Best answer: I don't know about funding for ed, so I can't be specific, but if nobody else turns up with ideas you should:
- ask the chair of the department what kinds of external support other students have gotten (there may be standard ed-related grants, fellowships, etc available from the government or private nonprofits) and whether the students apply on their own or if the department helps (or if these external things require that the student already be associated with a faculty member)
- ask if the department funds some students and not others, and if so, what the funding decision is based on (usually academic performance in the program each year; this means a stressful situation for students in the department)
- ask the chair if there a TA-ships, graderships, etc available, possibly in other departments (eg to teach English comp)
- ask if s/he means that they'll pay your tuition but can't offer a stipend, or if s/he means you would need to pay full tuition.

The chair should be expecting to answer this sort of question from new students.
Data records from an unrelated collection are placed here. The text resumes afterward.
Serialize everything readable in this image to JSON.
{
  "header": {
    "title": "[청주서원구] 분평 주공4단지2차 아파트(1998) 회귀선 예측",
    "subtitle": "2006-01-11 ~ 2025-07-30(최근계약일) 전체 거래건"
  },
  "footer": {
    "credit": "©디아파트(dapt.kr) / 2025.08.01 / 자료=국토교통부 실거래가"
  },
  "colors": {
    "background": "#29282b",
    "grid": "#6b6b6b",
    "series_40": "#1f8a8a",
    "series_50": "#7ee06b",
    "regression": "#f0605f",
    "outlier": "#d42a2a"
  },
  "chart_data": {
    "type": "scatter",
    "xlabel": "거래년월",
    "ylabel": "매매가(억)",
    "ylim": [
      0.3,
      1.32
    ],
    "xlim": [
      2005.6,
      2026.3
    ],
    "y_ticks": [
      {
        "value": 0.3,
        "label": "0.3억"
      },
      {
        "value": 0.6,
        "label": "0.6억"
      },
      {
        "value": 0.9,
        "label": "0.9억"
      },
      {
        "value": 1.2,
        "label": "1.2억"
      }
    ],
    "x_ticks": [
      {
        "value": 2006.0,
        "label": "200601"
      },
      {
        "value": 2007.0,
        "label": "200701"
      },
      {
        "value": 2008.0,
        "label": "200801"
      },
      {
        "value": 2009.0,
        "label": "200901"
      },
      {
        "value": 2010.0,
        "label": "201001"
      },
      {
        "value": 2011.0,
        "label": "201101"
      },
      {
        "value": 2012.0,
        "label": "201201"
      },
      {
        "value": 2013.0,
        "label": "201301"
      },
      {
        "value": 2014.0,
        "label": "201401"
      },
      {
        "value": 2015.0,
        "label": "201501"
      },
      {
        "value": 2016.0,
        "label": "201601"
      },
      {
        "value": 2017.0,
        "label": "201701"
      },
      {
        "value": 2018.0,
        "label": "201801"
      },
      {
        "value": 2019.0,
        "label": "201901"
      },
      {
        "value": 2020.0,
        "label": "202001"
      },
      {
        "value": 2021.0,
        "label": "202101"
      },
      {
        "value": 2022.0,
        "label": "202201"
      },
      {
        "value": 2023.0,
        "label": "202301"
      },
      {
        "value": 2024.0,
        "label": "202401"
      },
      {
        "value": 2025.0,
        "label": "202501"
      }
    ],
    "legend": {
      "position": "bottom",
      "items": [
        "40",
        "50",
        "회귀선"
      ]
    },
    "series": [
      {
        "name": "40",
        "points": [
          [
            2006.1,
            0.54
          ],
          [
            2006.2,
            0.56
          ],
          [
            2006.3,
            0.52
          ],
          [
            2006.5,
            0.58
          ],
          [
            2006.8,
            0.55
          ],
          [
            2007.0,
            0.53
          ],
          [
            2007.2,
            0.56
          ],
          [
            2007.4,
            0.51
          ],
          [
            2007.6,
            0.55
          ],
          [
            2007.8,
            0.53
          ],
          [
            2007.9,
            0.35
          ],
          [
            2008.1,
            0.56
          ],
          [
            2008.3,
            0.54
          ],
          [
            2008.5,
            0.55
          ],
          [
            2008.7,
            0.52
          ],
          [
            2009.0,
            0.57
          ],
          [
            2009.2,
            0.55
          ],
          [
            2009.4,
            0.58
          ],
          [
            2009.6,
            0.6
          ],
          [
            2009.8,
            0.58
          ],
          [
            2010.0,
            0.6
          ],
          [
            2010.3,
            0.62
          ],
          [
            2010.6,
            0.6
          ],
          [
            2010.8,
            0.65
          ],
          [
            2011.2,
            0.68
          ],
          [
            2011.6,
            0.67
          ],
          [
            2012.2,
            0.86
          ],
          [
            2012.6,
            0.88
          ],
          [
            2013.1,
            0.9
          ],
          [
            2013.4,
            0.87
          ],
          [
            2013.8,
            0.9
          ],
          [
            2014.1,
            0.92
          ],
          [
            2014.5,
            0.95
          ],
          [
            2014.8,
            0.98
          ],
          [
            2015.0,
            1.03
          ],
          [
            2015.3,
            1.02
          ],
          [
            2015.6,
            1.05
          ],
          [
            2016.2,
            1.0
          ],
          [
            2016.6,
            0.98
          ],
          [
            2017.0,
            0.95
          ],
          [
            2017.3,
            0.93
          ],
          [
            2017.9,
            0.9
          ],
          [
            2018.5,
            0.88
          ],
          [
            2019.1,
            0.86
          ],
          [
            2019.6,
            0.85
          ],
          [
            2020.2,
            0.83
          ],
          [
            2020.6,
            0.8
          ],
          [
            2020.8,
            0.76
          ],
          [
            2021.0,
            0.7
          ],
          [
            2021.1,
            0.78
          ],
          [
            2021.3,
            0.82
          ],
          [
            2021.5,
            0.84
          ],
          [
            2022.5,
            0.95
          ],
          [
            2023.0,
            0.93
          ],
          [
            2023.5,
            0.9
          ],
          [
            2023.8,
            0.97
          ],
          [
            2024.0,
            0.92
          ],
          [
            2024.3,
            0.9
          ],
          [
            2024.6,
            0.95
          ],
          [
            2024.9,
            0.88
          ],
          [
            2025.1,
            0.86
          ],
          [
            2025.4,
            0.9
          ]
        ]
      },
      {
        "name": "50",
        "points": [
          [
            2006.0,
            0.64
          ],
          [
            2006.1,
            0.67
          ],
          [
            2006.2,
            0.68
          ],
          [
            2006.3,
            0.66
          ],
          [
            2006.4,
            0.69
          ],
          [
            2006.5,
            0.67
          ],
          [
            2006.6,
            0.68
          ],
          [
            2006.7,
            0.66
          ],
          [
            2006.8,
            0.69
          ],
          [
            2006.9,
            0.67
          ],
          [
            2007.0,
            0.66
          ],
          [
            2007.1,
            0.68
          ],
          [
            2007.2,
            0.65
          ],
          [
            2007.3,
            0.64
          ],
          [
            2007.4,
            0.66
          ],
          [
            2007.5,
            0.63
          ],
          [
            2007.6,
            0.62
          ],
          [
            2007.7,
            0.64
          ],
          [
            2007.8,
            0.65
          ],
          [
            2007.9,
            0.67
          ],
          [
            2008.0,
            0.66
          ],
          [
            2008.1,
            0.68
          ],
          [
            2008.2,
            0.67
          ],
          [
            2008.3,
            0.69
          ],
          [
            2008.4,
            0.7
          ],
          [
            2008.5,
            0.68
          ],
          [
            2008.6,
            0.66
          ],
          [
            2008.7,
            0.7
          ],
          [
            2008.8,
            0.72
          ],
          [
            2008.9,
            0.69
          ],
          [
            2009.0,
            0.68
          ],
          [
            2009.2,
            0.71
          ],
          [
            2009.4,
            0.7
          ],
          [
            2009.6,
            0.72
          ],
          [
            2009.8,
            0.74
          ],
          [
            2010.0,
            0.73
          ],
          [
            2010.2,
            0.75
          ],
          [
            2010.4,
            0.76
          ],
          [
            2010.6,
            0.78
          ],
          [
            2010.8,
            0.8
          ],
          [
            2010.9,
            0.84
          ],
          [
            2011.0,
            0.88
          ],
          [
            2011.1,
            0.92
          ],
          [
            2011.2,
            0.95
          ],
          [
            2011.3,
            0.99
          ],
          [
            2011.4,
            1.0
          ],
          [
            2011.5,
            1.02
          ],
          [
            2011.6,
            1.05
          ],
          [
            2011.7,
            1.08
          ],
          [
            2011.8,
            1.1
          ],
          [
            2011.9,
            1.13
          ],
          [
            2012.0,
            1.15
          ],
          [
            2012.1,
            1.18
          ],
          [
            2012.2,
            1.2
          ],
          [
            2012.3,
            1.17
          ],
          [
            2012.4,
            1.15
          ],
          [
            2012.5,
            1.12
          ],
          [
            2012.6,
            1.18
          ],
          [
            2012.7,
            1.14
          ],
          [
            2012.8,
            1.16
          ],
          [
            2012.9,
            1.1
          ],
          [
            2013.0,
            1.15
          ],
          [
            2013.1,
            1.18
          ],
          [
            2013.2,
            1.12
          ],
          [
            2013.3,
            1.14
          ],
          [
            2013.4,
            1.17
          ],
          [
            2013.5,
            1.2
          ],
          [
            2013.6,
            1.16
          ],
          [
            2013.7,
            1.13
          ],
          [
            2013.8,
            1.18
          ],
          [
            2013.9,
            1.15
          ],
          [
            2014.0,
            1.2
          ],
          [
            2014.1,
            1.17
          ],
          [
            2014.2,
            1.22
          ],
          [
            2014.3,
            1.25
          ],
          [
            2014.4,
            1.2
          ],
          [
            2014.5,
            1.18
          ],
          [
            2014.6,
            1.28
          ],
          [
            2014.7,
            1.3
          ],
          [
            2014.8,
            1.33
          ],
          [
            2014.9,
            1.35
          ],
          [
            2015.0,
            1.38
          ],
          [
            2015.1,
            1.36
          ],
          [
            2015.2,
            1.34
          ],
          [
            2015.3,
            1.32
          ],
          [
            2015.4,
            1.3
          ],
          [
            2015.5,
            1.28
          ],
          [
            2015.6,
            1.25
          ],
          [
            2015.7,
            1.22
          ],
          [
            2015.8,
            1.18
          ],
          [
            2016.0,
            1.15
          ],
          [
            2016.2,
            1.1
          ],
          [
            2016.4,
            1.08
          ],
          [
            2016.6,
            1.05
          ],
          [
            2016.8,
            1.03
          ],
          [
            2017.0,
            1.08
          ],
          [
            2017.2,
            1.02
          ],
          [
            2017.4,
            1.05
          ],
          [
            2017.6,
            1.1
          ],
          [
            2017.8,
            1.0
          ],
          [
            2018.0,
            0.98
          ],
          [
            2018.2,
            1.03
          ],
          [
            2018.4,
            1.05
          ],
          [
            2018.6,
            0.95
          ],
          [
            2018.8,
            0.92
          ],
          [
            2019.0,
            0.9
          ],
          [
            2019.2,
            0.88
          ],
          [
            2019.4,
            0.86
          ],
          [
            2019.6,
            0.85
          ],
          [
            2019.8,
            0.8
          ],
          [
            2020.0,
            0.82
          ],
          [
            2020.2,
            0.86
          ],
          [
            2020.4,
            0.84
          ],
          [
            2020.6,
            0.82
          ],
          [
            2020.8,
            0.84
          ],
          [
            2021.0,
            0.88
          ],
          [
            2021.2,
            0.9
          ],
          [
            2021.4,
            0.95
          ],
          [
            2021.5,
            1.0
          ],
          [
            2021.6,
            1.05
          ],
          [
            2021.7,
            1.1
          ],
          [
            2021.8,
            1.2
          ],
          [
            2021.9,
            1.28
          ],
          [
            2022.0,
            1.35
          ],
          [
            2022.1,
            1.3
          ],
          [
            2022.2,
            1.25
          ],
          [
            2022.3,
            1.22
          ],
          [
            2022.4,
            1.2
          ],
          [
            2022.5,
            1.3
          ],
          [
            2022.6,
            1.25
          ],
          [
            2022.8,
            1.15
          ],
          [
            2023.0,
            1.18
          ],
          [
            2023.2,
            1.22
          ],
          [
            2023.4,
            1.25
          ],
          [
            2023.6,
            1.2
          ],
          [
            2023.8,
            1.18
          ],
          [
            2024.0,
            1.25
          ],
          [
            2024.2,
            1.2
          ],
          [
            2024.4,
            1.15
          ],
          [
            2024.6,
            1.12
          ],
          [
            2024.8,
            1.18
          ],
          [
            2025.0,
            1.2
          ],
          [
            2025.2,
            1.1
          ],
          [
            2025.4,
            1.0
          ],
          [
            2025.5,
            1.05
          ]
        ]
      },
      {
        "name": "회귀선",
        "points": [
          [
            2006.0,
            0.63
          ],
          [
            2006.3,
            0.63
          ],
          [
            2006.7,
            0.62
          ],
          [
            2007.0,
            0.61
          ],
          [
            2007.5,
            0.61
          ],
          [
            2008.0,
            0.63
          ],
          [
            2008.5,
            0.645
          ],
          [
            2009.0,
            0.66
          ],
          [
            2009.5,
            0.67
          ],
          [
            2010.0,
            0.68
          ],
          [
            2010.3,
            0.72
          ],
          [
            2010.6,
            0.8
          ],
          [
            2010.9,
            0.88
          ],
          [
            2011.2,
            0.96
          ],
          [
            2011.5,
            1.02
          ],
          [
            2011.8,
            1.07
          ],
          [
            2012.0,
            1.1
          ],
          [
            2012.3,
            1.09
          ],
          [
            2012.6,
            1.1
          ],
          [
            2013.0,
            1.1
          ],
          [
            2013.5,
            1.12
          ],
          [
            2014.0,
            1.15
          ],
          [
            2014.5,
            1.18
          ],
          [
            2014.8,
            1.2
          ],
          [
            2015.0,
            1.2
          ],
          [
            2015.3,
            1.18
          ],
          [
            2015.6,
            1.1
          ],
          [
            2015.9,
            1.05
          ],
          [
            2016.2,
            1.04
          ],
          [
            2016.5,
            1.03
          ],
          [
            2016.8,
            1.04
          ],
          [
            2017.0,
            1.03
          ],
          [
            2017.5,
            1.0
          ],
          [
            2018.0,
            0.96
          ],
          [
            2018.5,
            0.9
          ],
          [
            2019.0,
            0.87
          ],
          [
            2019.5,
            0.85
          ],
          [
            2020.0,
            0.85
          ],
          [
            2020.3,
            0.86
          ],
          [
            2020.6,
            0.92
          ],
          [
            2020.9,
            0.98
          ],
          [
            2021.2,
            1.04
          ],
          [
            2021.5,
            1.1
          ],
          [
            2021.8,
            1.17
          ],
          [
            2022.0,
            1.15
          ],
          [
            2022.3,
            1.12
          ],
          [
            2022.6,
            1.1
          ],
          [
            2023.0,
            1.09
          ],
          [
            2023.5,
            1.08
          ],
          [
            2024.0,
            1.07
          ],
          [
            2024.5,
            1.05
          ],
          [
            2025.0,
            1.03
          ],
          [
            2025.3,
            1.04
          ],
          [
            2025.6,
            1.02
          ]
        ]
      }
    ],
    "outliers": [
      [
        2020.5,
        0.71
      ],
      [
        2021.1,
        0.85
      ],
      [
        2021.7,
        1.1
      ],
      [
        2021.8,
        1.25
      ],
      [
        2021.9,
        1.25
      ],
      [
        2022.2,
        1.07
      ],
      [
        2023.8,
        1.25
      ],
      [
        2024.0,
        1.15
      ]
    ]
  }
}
My general advice is: do not take out loans to fund a PhD in any field where you will not make that money back in industry. So for example, a PhD in some engineering field might make sense to take out loans for, but a PhD in history would not. I am guessing that education falls into the same category as history, in that your expected salary after graduation is not great enough to justify taking out huge loans.
posted by LobsterMitten at 10:23 PM on March 2, 2008


Best answer: Congrats on being accepted, but what I've always been told re: PhD programs is that if you are paying your own way, you shouldn't be there. To be blunt, PhD programs (and especially prestigious PhD programs) have money to fund their students. If they are not offering you funding or finding you money from an external source, I would go somewhere else.

I think it would be better to go to a less prestigious school that fully funds you (tuition, stipend, insurance) than a more prestigious school that you have to fund yourself. PhD programs are stressful enough without having to worry about money. However, it could be that they are planning to find you money externally somehow (grant from grad school, external TA or RA position, etc.) so it is worth investigating further to make sure that you aren't just misunderstanding the chair's comment. I'm not in an education college, but I work with ed people on a regular basis and even have a couple of them on my committee, so if you have any other questions my email is in my profile.
posted by jtfowl0 at 6:25 AM on March 3, 2008 [1 favorite]


Response by poster: The two previous answers are very useful for me, but I'd still appreciate recommendations for books or websites on financial aid, if anyone has any.
posted by limon at 10:48 AM on March 3, 2008


here's an overview (pdf of ppt, yuk!) of resources available at my particular library for both individual study and project-based grant funding. I especially recommend the free online directory kept by Jon Harrison at Michigan State.